Immunomodulation of pancreatic islet allografts in mice with CTLA4Ig secreting muscle cells

In an effort to create a model of in vivo production of immunosuppressants, we have transfected C2C12 muscle cells (H-2^k) with the cDNA for CTLA4Ig, a fusion protein that prevents the activation of T cells by blocking the costimulatory signal transduced by the T cell receptors CD28 and CTLA4. CTLA4Ig-secreting clones were cotransplanted with islets as composite grafts in the renal subcapsular space of diabetic mice. When the myoblasts were syngeneic to C3H/HeJ hosts (H-2^k), there was a significant prolongation of survival of allogeneic C57B1/6J (H-2^b) islets from a mean 11.0 days to 31.7 days.
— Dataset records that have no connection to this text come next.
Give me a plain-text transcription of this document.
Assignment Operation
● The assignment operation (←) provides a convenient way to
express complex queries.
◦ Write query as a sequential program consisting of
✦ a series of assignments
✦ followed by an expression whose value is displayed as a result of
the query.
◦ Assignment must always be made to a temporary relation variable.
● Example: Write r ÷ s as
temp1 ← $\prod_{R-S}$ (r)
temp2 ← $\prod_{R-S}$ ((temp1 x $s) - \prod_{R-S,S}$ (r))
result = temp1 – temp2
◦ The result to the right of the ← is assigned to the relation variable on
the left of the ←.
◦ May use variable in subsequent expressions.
When the graft was completely allogeneic (H-2^k myoblasts and islets into H-2^b recipients), there was no benefit in survival. A transient blockade of LFA-1 with the mAb M17 was synergistic in this combination: 8 out of 12 C57B1/6J recipients achieved long-term acceptance. Systemic CTLA4Ig levels were detected up to 60 days after transplantation. In conclusion, we have shown that C2C12 muscle cells can be genetically engineered to secrete functional CTLA4Ig and that they can be used as a gene reservoir for the continuous in vivo production of CTLA4Ig to modulate the survival of islet cell allografts.